Victor's IFComp 2023 Reviews

Dr Ludwig and the Devil by SV Linwood

How did Ludwig ever attain his doctorate? Victor Frankenstein never graduated, being a failure at university for having too much interest in the likes of Agrippa and not enough in modern science. And Ludwig is a far more eccentric character than poor Victor ever was! To be sure, his other literary predecessor, Faust, was a bona fide doctor and university lecturer; but Faust would never have stooped to digging up bodies in the graveyard. Faust is more into… well, yes… come to think of it, Faust, the Goethe version that is, is one of the most bizarre and least summarisable books I’ve ever read, and thinking these thoughts makes me want to reread it. (Doesn’t Faust escape from the devil because Mephistopheles is momentarily distracted by sexy angel buttocks?)

Our Dr. Ludwig would never exclaim in such existential despair. He is a mad scientists of the early horror movie variety, here to bring corpses back to life, make deals with the devil, get rid of pitchfork-waving mobs, and, of course, laugh in the very face of God. I think we have to imagine this whole game being shot in black and white, perhaps German expressionist style.

Dr Ludwig and the Devil is a comic parser puzzler, and it is very good at what it does. The implementation is top-notch, not just from a technical perspective, but also in the sense that many non-necessary actions receive responses that are not merely appropriate, but funny. One feels at every point that the author had fun getting every possibly laugh out of the formula, and one cannot help but join in the fun. It helps that the tone is excellently chosen – mad scientists zaniness, yes, but incongruous daily life elements liberally mixed in – and that the writing is very strong. Here’s a paragraph from the opening text:

This is strong, but it’s the last line that makes it very strong; the perfectly executed contrast between the mad scientist prose and the all-too-quotidian and utilitarian “advancing the sum total of human knowledge” shows that we are in the hands of a writer we can trust. (If I want to be extremely critical, I’d say that you can advance human knowledge, but that you enlarge its sum total. But very few people would notice this in reading. I only noticed it after copy-pasting the passage to single it out for praise!)

Dr Ludwig turns out to be a surprisingly fun character to inhabit. Yes, he is a mad scientist willing to summon the devil, but he is also very human, feeling attracted to the unlettered, muscular, naive Hans (I somehow feel that their shared future will include Lederhosen) and being unwilling to damn his soul. He is also something of a trickster character, which the mad scientist usually is not. Not only does he manage to trick the devil several times, but – and this was an especially nice touch – he even cheats his way through the recipe, every single ingredient that he obtains fulfilling only the letter but never the spirit of the recipe.

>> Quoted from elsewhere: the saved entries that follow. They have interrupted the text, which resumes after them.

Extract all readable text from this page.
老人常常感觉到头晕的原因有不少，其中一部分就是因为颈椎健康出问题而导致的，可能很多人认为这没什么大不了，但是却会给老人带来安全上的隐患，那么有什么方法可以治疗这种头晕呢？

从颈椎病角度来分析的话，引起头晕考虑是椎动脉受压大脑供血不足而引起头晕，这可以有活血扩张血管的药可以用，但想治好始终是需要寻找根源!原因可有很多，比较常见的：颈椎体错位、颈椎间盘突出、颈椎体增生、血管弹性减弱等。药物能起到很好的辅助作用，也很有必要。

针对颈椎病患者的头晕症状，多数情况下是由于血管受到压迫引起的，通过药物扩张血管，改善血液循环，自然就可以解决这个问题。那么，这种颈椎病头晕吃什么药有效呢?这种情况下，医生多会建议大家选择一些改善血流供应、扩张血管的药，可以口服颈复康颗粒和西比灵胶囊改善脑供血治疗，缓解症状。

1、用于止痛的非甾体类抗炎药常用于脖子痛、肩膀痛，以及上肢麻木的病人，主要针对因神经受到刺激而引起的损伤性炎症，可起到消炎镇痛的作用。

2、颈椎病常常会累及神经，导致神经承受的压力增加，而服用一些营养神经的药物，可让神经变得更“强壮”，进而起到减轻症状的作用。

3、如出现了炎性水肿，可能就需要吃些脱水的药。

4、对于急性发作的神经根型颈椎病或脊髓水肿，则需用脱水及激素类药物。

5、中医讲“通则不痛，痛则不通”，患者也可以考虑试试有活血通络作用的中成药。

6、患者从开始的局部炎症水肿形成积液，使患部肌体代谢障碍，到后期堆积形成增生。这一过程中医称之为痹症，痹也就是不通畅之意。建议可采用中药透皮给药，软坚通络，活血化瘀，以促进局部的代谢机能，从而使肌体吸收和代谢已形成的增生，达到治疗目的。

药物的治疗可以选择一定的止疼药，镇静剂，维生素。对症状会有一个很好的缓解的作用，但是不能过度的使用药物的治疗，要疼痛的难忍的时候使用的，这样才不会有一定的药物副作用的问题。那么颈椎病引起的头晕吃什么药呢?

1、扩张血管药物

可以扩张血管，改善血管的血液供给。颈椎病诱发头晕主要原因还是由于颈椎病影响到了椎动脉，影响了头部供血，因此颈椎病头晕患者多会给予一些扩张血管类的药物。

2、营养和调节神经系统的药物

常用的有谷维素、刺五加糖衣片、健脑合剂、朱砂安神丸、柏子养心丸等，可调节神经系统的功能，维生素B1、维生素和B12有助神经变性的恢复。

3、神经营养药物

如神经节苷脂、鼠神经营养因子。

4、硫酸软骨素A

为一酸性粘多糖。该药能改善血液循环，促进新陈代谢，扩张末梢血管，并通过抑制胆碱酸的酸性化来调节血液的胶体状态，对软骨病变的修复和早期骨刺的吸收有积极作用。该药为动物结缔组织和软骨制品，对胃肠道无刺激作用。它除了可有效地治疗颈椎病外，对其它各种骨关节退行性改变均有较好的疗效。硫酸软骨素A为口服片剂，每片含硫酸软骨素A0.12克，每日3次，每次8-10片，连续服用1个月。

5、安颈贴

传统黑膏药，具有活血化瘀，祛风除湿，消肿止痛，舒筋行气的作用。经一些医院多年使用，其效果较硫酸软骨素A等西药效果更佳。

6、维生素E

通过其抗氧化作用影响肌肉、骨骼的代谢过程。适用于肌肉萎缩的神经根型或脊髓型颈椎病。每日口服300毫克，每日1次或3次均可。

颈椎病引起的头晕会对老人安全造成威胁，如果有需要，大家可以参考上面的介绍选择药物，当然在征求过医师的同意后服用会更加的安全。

This presages how we deal with the devil’s contract.

At the end, Ludwig gets ‘a cookie of his own dough’, as we say in Dutch, when the devil starts using this trick against him.

But you can’t beat Ludwig at his own game.

I got stuck a few times with the puzzles, though I suppose I might have solved them myself with a bit more time. One hard spot seemed to be the place where I had to ask the devil about vacations, but this wasn’t even listed as a topic (even though I had already talked about vacations to the shopkeeper). I can easily imagine getting permanently stuck there.

Brian Rushton (Mathbrush) has a theory that IFComp is usually won by a smooth, comic parser game. On the basis of that theory, and even without it, Dr Ludwig seems a serious contender for this year’s prize, because it is exactly the kind of game that Brian is talking about. (I’ll just add the big caveat that there are few enough IFComp votes that random factors play a huge role in the final ranking.)